Claude Julien se servira aussi des prochaines semaines pour identifier son quatrième trio, qu’il aime expérimenté, équilibré et constant dans sa forme. Nate Thompson et Jordan Weal partent avec une longueur d’avance et Weise, Hudon, Peca, Cousins et Poehling se battront pour les miettes. Deux d’entre eux devraient demeurer avec l’équipe comme 13e et 14e attaquant.

Où en est Noah Juulsen depuis sa blessure à l’œil? Voilà la grande question en défense. Bergevin a préféré ramener le vétéran Christian Folin comme police d’assurance. Soudainement, Juulsen joue gros à ce camp.

Surtout que le jeune Cale Fleury, de deux ans son cadet, progresse rapidement et a déjà une année complète dans la Ligue américaine sous la ceinture. Il pourrait lui souffler dans le cou.

Dans le cas de Josh Brook, il convient de tempérer les ardeurs. Le défenseur des Warriors de Moose Jaw s’est éparpillé pendant le tournoi des recrues et bénéficierait sûrement d’une année complète sous l’égide de Bouchard à Laval.

Mais, évidemment, les choses changent rapidement. Au même moment l’an dernier, plusieurs étaient prêts à renvoyer Kotkaniemi dans les ligues mineures finlandaises.

Alors, quand la musique s’arrêtera, qui sera toujours debout, penaud?

En rafale

Mardi, les recrues du CH ont vaincu 7-3 une équipe universitaire composée des meilleurs éléments de l’Université du Québec à Trois-Rivières (UQTR), de McGill et de Concordia.

Joe Cox et Dylan Plouffe se sont distingués avec deux réussites chacun. Le premier aura sa chance au camp du Canadien, le second devrait retourner avec les Giants de Vancouver dans la Ligue junior de l’Ouest (WHL).
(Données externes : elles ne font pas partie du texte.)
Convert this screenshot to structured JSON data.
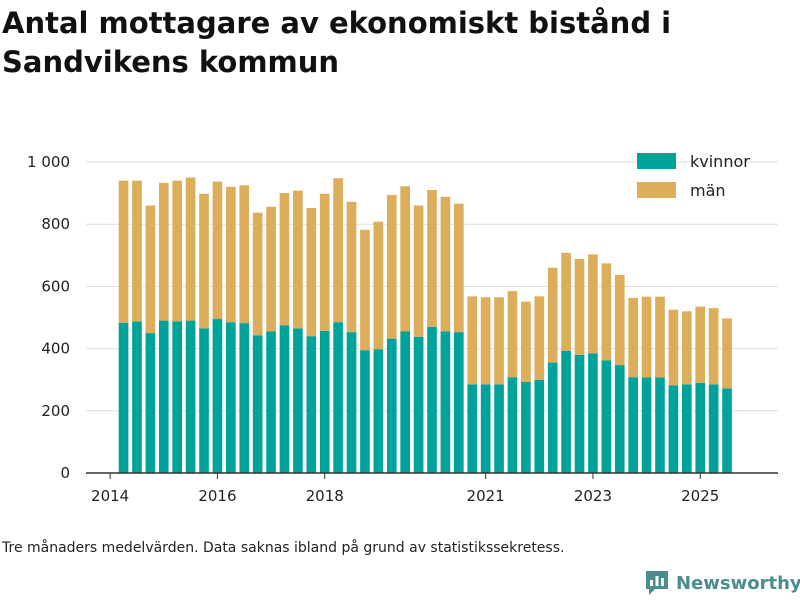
{
  "page": {
    "title": "Antal mottagare av ekonomiskt bistånd i Sandvikens kommun",
    "caption": "Tre månaders medelvärden. Data saknas ibland på grund av statistikssekretess.",
    "brand": "Newsworthy",
    "brand_icon": "newsworthy-logo-icon"
  },
  "colors": {
    "kvinnor": "#00a39a",
    "man": "#dcad5a",
    "grid": "#dddddd",
    "axis": "#333333",
    "brand": "#4b8c8c"
  },
  "chart_data": {
    "type": "bar",
    "stacked": true,
    "title": "Antal mottagare av ekonomiskt bistånd i Sandvikens kommun",
    "xlabel": "",
    "ylabel": "",
    "ylim": [
      0,
      1000
    ],
    "xlim": [
      2013.55,
      2026.45
    ],
    "yticks": [
      0,
      200,
      400,
      600,
      800,
      1000
    ],
    "ytick_labels": [
      "0",
      "200",
      "400",
      "600",
      "800",
      "1 000"
    ],
    "xticks": [
      2014,
      2016,
      2018,
      2021,
      2023,
      2025
    ],
    "xtick_labels": [
      "2014",
      "2016",
      "2018",
      "2021",
      "2023",
      "2025"
    ],
    "grid": true,
    "legend": {
      "position": "top-right",
      "entries": [
        "kvinnor",
        "män"
      ]
    },
    "x": [
      2014.25,
      2014.5,
      2014.75,
      2015.0,
      2015.25,
      2015.5,
      2015.75,
      2016.0,
      2016.25,
      2016.5,
      2016.75,
      2017.0,
      2017.25,
      2017.5,
      2017.75,
      2018.0,
      2018.25,
      2018.5,
      2018.75,
      2019.0,
      2019.25,
      2019.5,
      2019.75,
      2020.0,
      2020.25,
      2020.5,
      2020.75,
      2021.0,
      2021.25,
      2021.5,
      2021.75,
      2022.0,
      2022.25,
      2022.5,
      2022.75,
      2023.0,
      2023.25,
      2023.5,
      2023.75,
      2024.0,
      2024.25,
      2024.5,
      2024.75,
      2025.0,
      2025.25,
      2025.5
    ],
    "series": [
      {
        "name": "kvinnor",
        "values": [
          483,
          487,
          450,
          490,
          488,
          490,
          465,
          495,
          485,
          482,
          443,
          455,
          475,
          465,
          440,
          457,
          485,
          453,
          395,
          398,
          432,
          455,
          438,
          470,
          455,
          453,
          285,
          285,
          285,
          308,
          293,
          300,
          355,
          393,
          380,
          385,
          362,
          347,
          308,
          307,
          307,
          282,
          285,
          290,
          285,
          272
        ]
      },
      {
        "name": "män",
        "values": [
          457,
          453,
          410,
          443,
          452,
          460,
          433,
          442,
          435,
          443,
          394,
          401,
          425,
          443,
          412,
          441,
          463,
          419,
          387,
          410,
          462,
          467,
          422,
          440,
          433,
          413,
          283,
          280,
          280,
          277,
          258,
          268,
          305,
          315,
          308,
          318,
          312,
          290,
          255,
          260,
          260,
          243,
          235,
          245,
          245,
          225
        ]
      }
    ]
  }
}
Pour sa part, Alexandre Alain a réussi un superbe filet d’un tir des poignets précis dans une descente à deux contre un. Alain s’est démarqué tout au long du tournoi des recrues, ce qui, en soi, n’est pas si surprenant pour un joueur de 22 ans, professionnel depuis un an. Dans la même situation, Jake Evans a fait pareil.

N’empêche, Joël Bouchard était heureux de la progression du Québécois pendant l’été.

« Je l’ai challengé sur son patin et je trouve qu’il s’est amélioré cet été. Nos joueurs du Rocket sont arrivés en extraordinaire condition. Ils ont fait leurs devoirs cet été. Ça ne fait pas d’eux des joueurs de la Ligue nationale pour autant », a-t-il prévenu.

À voir.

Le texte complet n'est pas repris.